Now, we all understand that polls need to be treated with caution, and that not every Conservative supporter wants Britain to leave the EU - but, similarly, not every Labour supporter (including, let's be frank, Jeremy Corbyn) wants to stay in the EU, and even some Lib Dems want out. So I think it's safe to assume (as other opinion polls have suggested) that the percentage of British voters in favour of leaving - at this stage of the phoney war, at least - has actually increased since last June. And it has done so despite an unrelenting propaganda battle waged by the BBC - the country's dominant news provider - against Brexit.

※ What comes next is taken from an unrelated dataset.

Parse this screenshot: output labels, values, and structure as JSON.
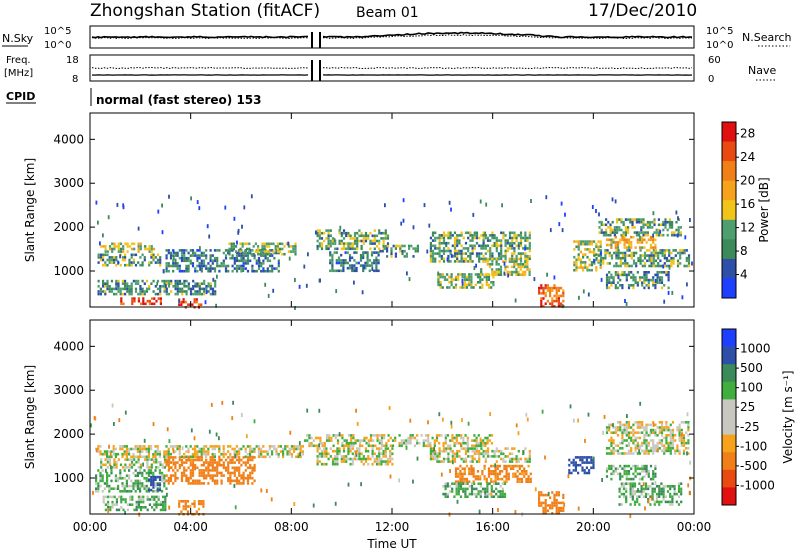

When the Today presenter, Nick Robinson, recently suggested that the BBC should no longer be expected to present balanced coverage of Brexit, I couldn't help agreeing with him (once I'd stopped laughing, of course). Because, if what's been shoved down out throats by the corporation for the past nine months represents "balance", I'm dead against it. I don't think it's the job of the BBC to slavishly mirror the views of licence-payers, or those of the government of the day. But, then again, it seems rather perverse to plump for slavishly mirroring the views of a pitifully weak opposition and a distinct minority of licence-payers. In an era when consumers are increasingly deserting terrestrial TV for the delights of Sky, Virgin, Netflix, Amazon and the internet in general, I'm not sure - even if it were true - that constantly telling the majority of those who have no choice but to pay your wage bill that they're a bunch of credulous, mean-spirited, blinkered, racist idiots is necessarily the best way of ensuring the survival of the "unique way the BBC is funded" - i.e. a legally-enforceable poll tax.
In terms of the way television is funded in free countries, the BBC is a "peculiar institution". I wonder how many of its senior executives realise that they're currently pursuing what might very well turn out to be a peculiarly disastrous policy. Unless, of course, disrespecting the majority of your customers has suddenly become a winning business strategy.